Methods Following the Reporting Standards for Systematic Reviews of Qualitative Research, search strategies were formulated based on the SPIDER framework, then qualitative studies on nurses′ clinical intuition were systematically searched in domestic and international databases.The methodological quality of the literature was evaluated, and meta-synthesis was performed to integrate and summarize the results.

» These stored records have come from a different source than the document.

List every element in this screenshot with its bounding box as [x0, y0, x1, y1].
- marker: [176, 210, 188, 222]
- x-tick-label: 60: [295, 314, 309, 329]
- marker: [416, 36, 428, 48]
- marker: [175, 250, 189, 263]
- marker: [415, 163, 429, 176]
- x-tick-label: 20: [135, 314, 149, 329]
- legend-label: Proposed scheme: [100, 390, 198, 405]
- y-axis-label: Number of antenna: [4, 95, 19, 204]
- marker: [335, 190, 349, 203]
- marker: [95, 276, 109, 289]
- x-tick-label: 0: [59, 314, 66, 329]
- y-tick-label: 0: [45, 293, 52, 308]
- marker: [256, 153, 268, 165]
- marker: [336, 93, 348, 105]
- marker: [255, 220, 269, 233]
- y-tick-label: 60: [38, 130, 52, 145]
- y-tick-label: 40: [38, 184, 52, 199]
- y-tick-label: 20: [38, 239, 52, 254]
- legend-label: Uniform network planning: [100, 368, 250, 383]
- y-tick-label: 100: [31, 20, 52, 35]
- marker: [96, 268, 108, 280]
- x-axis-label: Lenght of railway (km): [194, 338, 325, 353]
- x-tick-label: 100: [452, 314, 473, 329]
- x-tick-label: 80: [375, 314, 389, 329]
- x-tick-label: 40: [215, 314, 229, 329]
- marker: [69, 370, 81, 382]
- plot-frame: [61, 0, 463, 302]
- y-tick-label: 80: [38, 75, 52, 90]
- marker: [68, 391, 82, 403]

Results After a quality assessment, 19 studies were included.The analysis and synthesis resulted in eight categories and further summarized into three integrated themes:the intuitive mechanism and role of experience in nursing decision-making, the practice of nurses′ clinical intuition in individual and organizational collaboration, and the education and ethics related to nurses′ clinical intuition.
Conclusion Nurses′ clinical intuition is an experience-driven contextual cognitive mechanism that forms an internalized schema through the integration of knowledge and experience, and processes unstructured information via the threshold effect.Its formation relies on long-term accumulation and subconscious processing, and is influenced by institutional, cultural and team factors.It acts as a "tinkerer" in complex situations to address the limitations of guidelines.Its legitimacy and resilience should be enhanced through contextual training and technological empowerment.